Has anybody ever tried those chew sticks called "*Bullwinkles*"? This sounds gross, but they're actually freeze dried bull penises. My little girl just loves them incredibly, but I've noticed that her tear stains have gotten worse since she's been eating them. I hate to take them away from her and try to find something else to sooth her chewing needs (she's 15 months old). Plus, how safe are these to eat on a regular basis? I would appreciate any feedback, thanks!


----------



## PreciousPrince (Feb 27, 2006)

Well I don't know about their safety, but I do know my Perri will never be getting one of those!







Just the thought gives me the shivers LOL! You say that they're making her tearing worse, and I've heard that they make their breath smell awful. There are plenty of other chews out there you could try if you don't want to use those anymore.


----------



## thinkpink (Sep 25, 2004)

Bella gets them on special occasions which isn't too often. I couldn't stand them all the time cause they stink the room up. I know it's gross but she just loves them so much. They keep her entertained for hours at a time. We had a tearstain problem a while back and now that you mentioned it I wonder if maybe they contributed to the problem.

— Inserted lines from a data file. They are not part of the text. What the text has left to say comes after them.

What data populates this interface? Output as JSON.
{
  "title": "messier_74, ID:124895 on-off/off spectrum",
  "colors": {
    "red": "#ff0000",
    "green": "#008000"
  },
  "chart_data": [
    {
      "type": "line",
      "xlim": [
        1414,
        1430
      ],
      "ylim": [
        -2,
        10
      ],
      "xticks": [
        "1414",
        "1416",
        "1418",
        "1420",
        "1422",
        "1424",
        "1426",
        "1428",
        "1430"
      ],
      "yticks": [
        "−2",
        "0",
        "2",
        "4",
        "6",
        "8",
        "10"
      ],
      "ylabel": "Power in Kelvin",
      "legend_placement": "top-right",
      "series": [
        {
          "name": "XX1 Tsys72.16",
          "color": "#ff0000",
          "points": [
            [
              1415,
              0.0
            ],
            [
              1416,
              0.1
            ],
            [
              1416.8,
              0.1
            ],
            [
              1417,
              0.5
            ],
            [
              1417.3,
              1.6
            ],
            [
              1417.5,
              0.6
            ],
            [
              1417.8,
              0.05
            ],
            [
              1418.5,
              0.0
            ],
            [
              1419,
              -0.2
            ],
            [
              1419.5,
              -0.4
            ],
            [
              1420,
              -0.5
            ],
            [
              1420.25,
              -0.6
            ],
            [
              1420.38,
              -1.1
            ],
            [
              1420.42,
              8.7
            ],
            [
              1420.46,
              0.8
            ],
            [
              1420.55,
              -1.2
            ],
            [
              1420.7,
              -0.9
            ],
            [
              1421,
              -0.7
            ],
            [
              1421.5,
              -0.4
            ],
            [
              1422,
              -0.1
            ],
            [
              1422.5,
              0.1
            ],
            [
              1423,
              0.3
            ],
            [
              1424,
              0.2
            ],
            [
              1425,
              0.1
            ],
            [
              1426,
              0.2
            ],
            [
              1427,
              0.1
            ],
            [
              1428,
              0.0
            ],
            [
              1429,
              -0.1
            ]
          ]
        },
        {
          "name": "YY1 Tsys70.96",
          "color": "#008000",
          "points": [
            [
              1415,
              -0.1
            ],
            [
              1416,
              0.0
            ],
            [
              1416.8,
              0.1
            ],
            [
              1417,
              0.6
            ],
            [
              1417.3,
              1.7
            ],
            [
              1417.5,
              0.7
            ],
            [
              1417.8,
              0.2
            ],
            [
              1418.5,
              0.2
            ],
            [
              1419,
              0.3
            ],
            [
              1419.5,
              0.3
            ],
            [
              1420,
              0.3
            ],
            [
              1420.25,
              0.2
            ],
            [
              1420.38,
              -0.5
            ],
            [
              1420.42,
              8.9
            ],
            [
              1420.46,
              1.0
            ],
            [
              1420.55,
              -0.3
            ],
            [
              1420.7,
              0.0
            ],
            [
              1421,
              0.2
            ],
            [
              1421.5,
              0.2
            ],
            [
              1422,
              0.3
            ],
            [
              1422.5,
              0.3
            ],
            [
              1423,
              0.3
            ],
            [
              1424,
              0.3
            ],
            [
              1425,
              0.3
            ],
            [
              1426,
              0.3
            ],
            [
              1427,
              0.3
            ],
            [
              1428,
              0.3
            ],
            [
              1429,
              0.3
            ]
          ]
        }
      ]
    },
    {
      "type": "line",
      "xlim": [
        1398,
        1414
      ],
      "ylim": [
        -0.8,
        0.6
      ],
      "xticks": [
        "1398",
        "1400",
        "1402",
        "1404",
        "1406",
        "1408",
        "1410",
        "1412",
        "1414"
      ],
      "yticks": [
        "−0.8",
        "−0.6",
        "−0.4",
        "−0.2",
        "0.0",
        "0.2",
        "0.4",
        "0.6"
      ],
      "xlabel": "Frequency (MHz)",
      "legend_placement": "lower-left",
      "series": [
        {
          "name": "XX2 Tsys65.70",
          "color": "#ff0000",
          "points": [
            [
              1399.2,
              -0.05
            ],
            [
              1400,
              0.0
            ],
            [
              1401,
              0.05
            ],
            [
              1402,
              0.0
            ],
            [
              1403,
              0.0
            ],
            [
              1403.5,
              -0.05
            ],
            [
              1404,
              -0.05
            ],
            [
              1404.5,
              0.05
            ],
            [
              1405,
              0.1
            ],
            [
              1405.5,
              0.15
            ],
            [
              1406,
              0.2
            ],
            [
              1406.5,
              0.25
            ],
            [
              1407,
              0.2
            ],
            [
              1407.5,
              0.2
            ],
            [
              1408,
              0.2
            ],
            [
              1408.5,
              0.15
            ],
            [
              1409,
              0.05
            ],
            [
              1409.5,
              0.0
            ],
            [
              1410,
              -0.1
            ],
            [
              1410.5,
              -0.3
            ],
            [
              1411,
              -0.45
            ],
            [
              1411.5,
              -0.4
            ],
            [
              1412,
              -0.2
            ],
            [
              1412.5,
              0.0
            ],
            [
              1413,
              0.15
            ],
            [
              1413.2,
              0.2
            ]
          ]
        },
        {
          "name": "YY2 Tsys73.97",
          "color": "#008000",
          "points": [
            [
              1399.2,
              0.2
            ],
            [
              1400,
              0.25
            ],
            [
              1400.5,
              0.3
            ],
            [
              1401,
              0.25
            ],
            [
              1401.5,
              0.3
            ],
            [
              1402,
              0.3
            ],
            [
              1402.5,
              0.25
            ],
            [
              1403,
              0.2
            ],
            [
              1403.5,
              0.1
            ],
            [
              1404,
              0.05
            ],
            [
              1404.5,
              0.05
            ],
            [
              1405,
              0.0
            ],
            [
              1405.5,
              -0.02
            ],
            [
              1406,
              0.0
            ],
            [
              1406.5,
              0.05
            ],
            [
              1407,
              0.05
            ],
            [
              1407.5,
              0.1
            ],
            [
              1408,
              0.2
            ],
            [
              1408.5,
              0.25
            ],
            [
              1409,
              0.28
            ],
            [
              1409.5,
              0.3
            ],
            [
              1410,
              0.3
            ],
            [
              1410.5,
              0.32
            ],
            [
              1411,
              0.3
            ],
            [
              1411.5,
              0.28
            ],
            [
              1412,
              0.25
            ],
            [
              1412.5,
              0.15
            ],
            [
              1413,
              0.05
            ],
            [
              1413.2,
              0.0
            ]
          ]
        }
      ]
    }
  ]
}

I'll watch and see next time I give her one.


----------



## doctorcathy (May 17, 2004)

my dogs LOVE them. and we've never had a problem with them. just like any other treat or toy---you should watch them. i try getting the 3 foot ones so that they can be left alone with them. when they get to be under 6 inches (mostly because of gruffi) we make sure that we are watching while they eat them.


----------



## Brinkley & Neyland's Mom (Jun 14, 2004)

> Has anybody ever tried those chew sticks called "*Bullwinkles*"? This sounds gross, but they're actually freeze dried bull penises. My little girl just loves them incredibly, but I've noticed that her tear stains have gotten worse since she's been eating them. I hate to take them away from her and try to find something else to sooth her chewing needs (she's 15 months old). Plus, how safe are these to eat on a regular basis? I would appreciate any feedback, thanks![/B]










Not around here!











> i try getting the *3 foot ones* so that they can be left alone with them.[/B]










So the actual "organ" was THREE FEET LONG?


----------



## evie's mom (Jun 19, 2006)

i feed my dog a variety of treats but i have never given evie a bullystick. just the thought of her chewing on cow penis makes me grossed out, especially because she loves to give me kisses.


----------



## wagirl98665 (Jan 5, 2006)

I think that's one treat my dogs can live without...ewwww!


----------



## doctorcathy (May 17, 2004)

you guys are totally missing out. it really helps with their teeth. do you guys ever touch your dogs dog food? i am soo sure there's penis in some of those low-grade dog food. and have you ever tried adding water to your dog food? i did it with nutro---and cow fur actually floated to the top.


----------